I can even agree with her a little bit on this one. Complaining about a "white-centric" class in Australia is probably stupid, but I can understand the annoyance at the use of "namaste". The instructors are using a single word from another language to... do what? If the instructor speaks Hindi, even badly, then fine. If the person is greeting someone who speaks Hindi and is trying to be respectful, then fine. But the oh-so-reverently saying of "namaste" during a yoga class has always been eye-roll worthy to me, and I can understand why it pisses her off.
Then again, I say "gesundheit", so what do I know.
In many western countries, Hinduism is treated as a mystic and ancient tradition and India as magical - ignoring the fact that Hinduism is a living, breathing contemporary religion practised by millions of people in their everyday lives around the world, including a huge Indian diaspora in Australia.
Valid point, and goes back to the use of the word "namaste" like it is a magical word instead of simply saying "good bye". We tend to do the same thing with Native American culture.

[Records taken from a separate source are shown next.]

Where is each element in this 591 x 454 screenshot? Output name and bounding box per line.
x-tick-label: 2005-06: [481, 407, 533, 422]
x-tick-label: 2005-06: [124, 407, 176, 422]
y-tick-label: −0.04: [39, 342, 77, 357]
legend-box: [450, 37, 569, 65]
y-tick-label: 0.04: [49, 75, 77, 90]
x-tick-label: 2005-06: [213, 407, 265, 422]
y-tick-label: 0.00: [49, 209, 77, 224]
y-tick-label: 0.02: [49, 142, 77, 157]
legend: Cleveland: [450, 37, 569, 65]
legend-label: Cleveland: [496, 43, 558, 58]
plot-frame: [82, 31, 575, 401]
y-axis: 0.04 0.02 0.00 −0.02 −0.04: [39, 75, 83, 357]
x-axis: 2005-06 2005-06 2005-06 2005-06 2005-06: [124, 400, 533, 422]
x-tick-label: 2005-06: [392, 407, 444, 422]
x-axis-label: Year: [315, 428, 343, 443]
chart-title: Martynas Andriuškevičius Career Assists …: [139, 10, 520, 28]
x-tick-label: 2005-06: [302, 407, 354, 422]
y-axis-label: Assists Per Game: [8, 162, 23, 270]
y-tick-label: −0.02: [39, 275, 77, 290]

But part of that "treating [her culture] as a mystic and ancient tradition and... magical" is pretending that it is off limits to acquisition and adaptation - which is what she is doing.
Given most classes are taught by white women, and most ads you see for yoga classes or yoga wear feature white women, white women have become the embodiment of yoga in Australia. As a Hindu woman, this places me as the "other" in a culture that is mine.
Again, I can understand how this can feel disconcerting. Believe me, I experience the feeling every day in the US city I was born in. That's life.
It also furthers the economic exploitation of the colonised by the colonisers - landing the profits from a practice that has been appropriated from the colonised in the pockets of the colonisers.
This is the most valid point in her entire article, but I'm not sure it really applies to her specific topic. This is one of the two ways I do see "cultural appropriation" as being harmful, but I am wondering if there is some law or other barrier to Hindu women teaching yoga classes?
The example of a Chinese restaurant has been brought up previously - the fact that the food is typically americanized and has little resemblance to "authentic" Chinese food - is this "cultural appropriation". The other part that factors in, imho, is that every Chinese restaurant I have ever been into has been owned by a Chinese family. Maybe that's a fluke. I haven't done a study. But if my personal experience is an accurate indication, then it is Chinese people - not white people - who are profiting.
I do think there are examples of this aspect - "the economic exploitation of the colonised by the colonisers - landing the profits from a practice that has been appropriated from the colonised in the pockets of the colonisers" - and I do think that could be at least one indicator of genuine "bad" "cultural appropriation" - but I don't think yoga classes in Australia qualify.